Lisboa, 3 nov (Lusa) - O primeiro-ministro português, José Sócrates, afirmou nesta terça-feira que a entrada em vigor do Tratado da União Europeia premia a aposta política que o governo luso fez para a sua concretização e recompensa o longo trabalho da diplomacia nacional.
José Sócrates falava em São Bento, na sequência do anúncio feito pelo presidente tcheco, Vaclav Klaus, de que assinou o Tratado de Lisboa, depois de o Tribunal Constitucional do seu país ter considerado o texto em conformidade com a Constituição.
"O Tratado de Lisboa foi uma das prioridades da presidência portuguesa da União Europeia em 2007. Batemo-nos por esse acordo político, foi uma negociação difícil e um árduo caminho, mas valeu a pena. A entrada em vigor do Tratado de Lisboa premia a aposta política que Portugal fez e recompensa o longo trabalho que a diplomacia portuguesa realizou durante a presidência", sustentou o primeiro-ministro.
Na sua declaração, sem direito a perguntas por parte dos jornalistas, José Sócrates citou que, com a ratificação da República Tcheca, conclui-se o processo para a entrada em vigor do Tratado de Lisboa".
"Como português, como europeu e como primeiro-ministro é com orgulho que vejo o nome da nossa capital, Lisboa, associado ao novo tratado que vai reger os destinos da União Europeia. O Tratado de Lisboa abre um novo ciclo para a Europa e para o projeto europeu", sustentou o chefe do governo português.
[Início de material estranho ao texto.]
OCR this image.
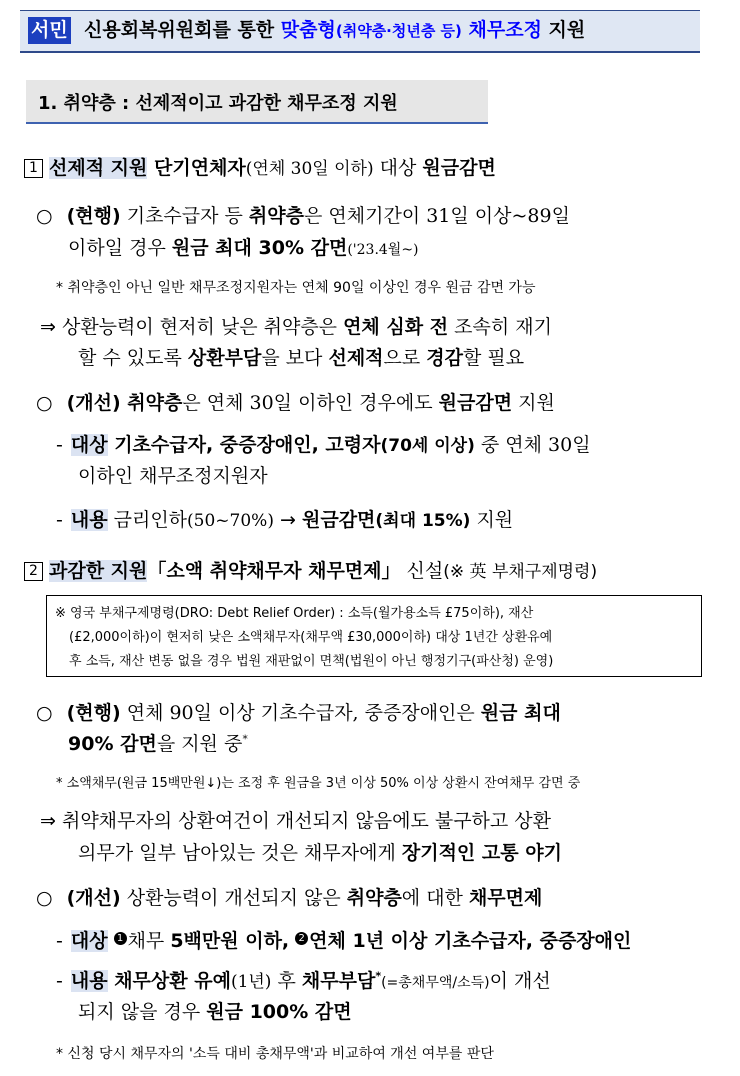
서민 신용회복위원회를 통한 맞춤형(취약층·청년층 등) 채무조정 지원
1. 취약층 : 선제적이고 과감한 채무조정 지원
1 선제적 지원 단기연체자(연체 30일 이하) 대상 원금감면
○ (현행) 기초수급자 등 취약층은 연체기간이 31일 이상~89일
이하일 경우 원금 최대 30% 감면('23.4월~)
* 취약층인 아닌 일반 채무조정지원자는 연체 90일 이상인 경우 원금 감면 가능
⇒ 상환능력이 현저히 낮은 취약층은 연체 심화 전 조속히 재기
할 수 있도록 상환부담을 보다 선제적으로 경감할 필요
○ (개선) 취약층은 연체 30일 이하인 경우에도 원금감면 지원
- 대상 기초수급자, 중증장애인, 고령자(70세 이상) 중 연체 30일
이하인 채무조정지원자
- 내용 금리인하(50~70%) → 원금감면(최대 15%) 지원
2 과감한 지원「소액 취약채무자 채무면제」 신설(※ 英 부채구제명령)
※ 영국 부채구제명령(DRO: Debt Relief Order) : 소득(월가용소득 £75이하), 재산
(£2,000이하)이 현저히 낮은 소액채무자(채무액 £30,000이하) 대상 1년간 상환유예
후 소득, 재산 변동 없을 경우 법원 재판없이 면책(법원이 아닌 행정기구(파산청) 운영)
○ (현행) 연체 90일 이상 기초수급자, 중증장애인은 원금 최대
90% 감면을 지원 중*
* 소액채무(원금 15백만원↓)는 조정 후 원금을 3년 이상 50% 이상 상환시 잔여채무 감면 중
⇒ 취약채무자의 상환여건이 개선되지 않음에도 불구하고 상환
의무가 일부 남아있는 것은 채무자에게 장기적인 고통 야기
○ (개선) 상환능력이 개선되지 않은 취약층에 대한 채무면제
- 대상 1 채무 5백만원 이하, 2 연체 1년 이상 기초수급자, 중증장애인
- 내용 채무상환 유예(1년) 후 채무부담*(=총채무액/소득)이 개선
되지 않을 경우 원금 100% 감면
* 신청 당시 채무자의 '소득 대비 총채무액'과 비교하여 개선 여부를 판단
Segundo Sócrates, a entrada em vigor do tratado "põe fim ao impasse institucional que a União Europeia viveu nos últimos anos".
"Teremos agora uma Europa com mais capacidade, uma Europa mais democrática, uma Europa com melhores condições para afirmar a sua voz, a sua presença e os seus valores no mundo global", defendeu também o primeiro-ministro português.
Para José Sócrates, Portugal "sempre se bateu por uma Europa mais forte", condição que disse ser essencial para se construir "um mundo melhor".
"O projeto europeu é sem dúvida um dos mais generosos, mais decisivos e mais importantes do nosso tempo. Orgulho-me da contribuição que o governo português pôde dar para a afirmação da Europa e para uma nova ambição do projeto europeu", salientou.